Rollover Index duplication data,data coming from logstash

As Stephen describes, rollover was designed to help solve a common but quite specific problem: Create indices and shards of reasonably uniform size when data volumes fluctuate over time and have immutable data.

It is now more or less the standard and is often recommended on this forum even for scenarios and use cases where it is not really suitable or at least not a natural fit. A long time ago I wrote a blog post about duplicate prevention and in this I discuss the problems using rollover if you need to perform duplicate prevention the way you describe. Even though it is old, I think it is at least largely still applicable.
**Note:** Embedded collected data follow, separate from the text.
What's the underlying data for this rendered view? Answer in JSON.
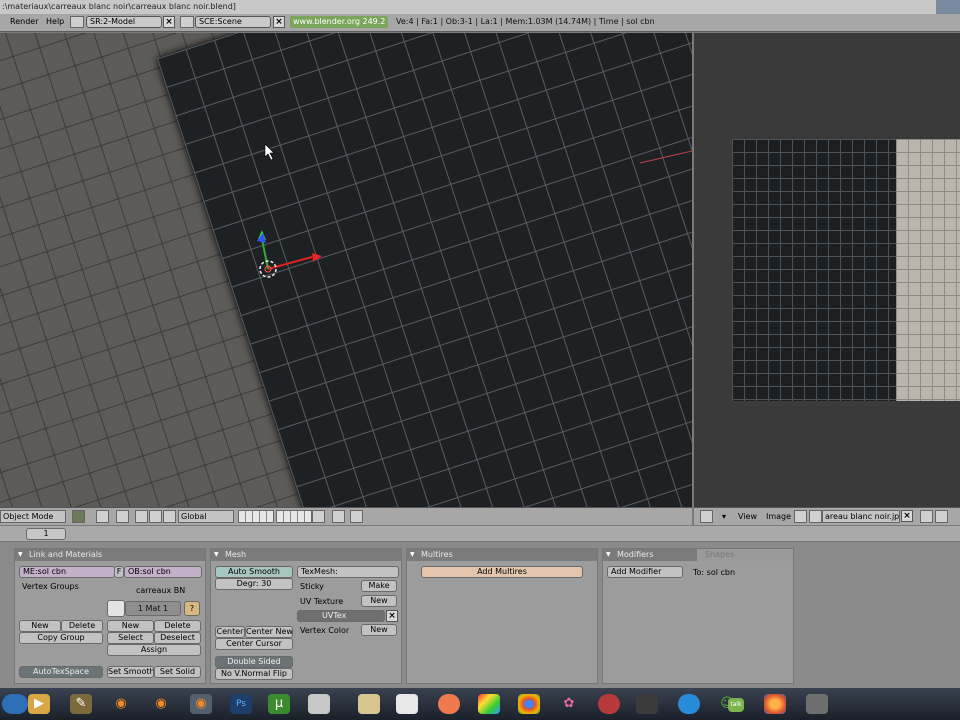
{
  "window": {
    "title_path": ":\\materiaux\\carreaux blanc noir\\carreaux blanc noir.blend]"
  },
  "top_header": {
    "menus": [
      "Render",
      "Help"
    ],
    "screen_field": "SR:2-Model",
    "scene_field": "SCE:Scene",
    "url": "www.blender.org 249.2",
    "stats": "Ve:4 | Fa:1 | Ob:3-1 | La:1  | Mem:1.03M (14.74M) | Time | sol cbn"
  },
  "viewport_header": {
    "mode": "Object Mode",
    "orientation": "Global"
  },
  "image_header": {
    "menus": [
      "View",
      "Image"
    ],
    "image_name": "areau blanc noir.jpg"
  },
  "buttons_header": {
    "frame": "1"
  },
  "panels": {
    "link_materials": {
      "title": "Link and Materials",
      "mesh_name": "ME:sol cbn",
      "f_label": "F",
      "object_name": "OB:sol cbn",
      "vertex_groups": "Vertex Groups",
      "material_name": "carreaux BN",
      "mat_index": "1 Mat 1",
      "question": "?",
      "vg_new": "New",
      "vg_delete": "Delete",
      "copy_group": "Copy Group",
      "mat_new": "New",
      "mat_delete": "Delete",
      "select": "Select",
      "deselect": "Deselect",
      "assign": "Assign",
      "autotexspace": "AutoTexSpace",
      "set_smooth": "Set Smooth",
      "set_solid": "Set Solid"
    },
    "mesh": {
      "title": "Mesh",
      "auto_smooth": "Auto Smooth",
      "degr": "Degr: 30",
      "texmesh": "TexMesh:",
      "sticky": "Sticky",
      "make": "Make",
      "uv_texture": "UV Texture",
      "new1": "New",
      "uvtex": "UVTex",
      "vertex_color": "Vertex Color",
      "new2": "New",
      "center": "Center",
      "center_new": "Center New",
      "center_cursor": "Center Cursor",
      "double_sided": "Double Sided",
      "no_v_normal_flip": "No V.Normal Flip"
    },
    "multires": {
      "title": "Multires",
      "add_multires": "Add Multires"
    },
    "modifiers": {
      "tab_modifiers": "Modifiers",
      "tab_shapes": "Shapes",
      "add_modifier": "Add Modifier",
      "to_label": "To: sol cbn"
    }
  },
  "taskbar": {
    "icons": [
      "start-orb-icon",
      "folder-icon",
      "blender-icon",
      "blender-icon",
      "blender-icon",
      "blender-icon",
      "photoshop-icon",
      "utorrent-icon",
      "explorer-icon",
      "document-icon",
      "paint-icon",
      "color-icon",
      "chrome-icon",
      "flower-icon",
      "media-icon",
      "dictionary-icon",
      "skype-icon",
      "msn-icon",
      "talk-icon",
      "firefox-icon",
      "user-icon"
    ]
  }
}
Before rollover was available in Elasticsearch the standard way of handling time-series data was to create indices with the time period they cover reflected in the name. This could be daily (e.g. logstash-2023.05.07), weekly (e.g. logstash-2023.14) or monthly (e.g. logstash-2023.05). The time period each index would cover would be set up front in the Logstash cobfiguration as this determines the index name to write to. The number of primary shards would be adjusted periodically through an index tempaste depending on the projected data volumes so that the expected shard size would not be too large. With this approach each piece of data, if associated with a specific timestamp, can be uniquely sent to one specific index, which allows for deduplication.

This approach naturally has the drawback that the size of indices and shards can vary significantly, which is something that is generally not desirable.

I believe it should be possible to use ILM with indices created according to the above described scheme as the use of rollover should be optional. It will however as far as i know delete indices based on when they were created, so will not automatically take the timestamp component of the index name into account, which may or may not be an issue.

As an alternative to ILM there is the old and trusted Curator. This runs externally to the cluster through cron and has more features than ILM and therefore offers more flexibility.

The best way to handle this would however IMHO be to make sure you avoid duplicates when you extract your data in the first place. This may mean you may need to enhance your perl scripts or possibly switch to some other extraction mechanism. It is generally a good idea to stick with the standard recommended approach (rollover and data streams) if possible. If this is not an option I would recommend looking into the options I outlined above.

1 Like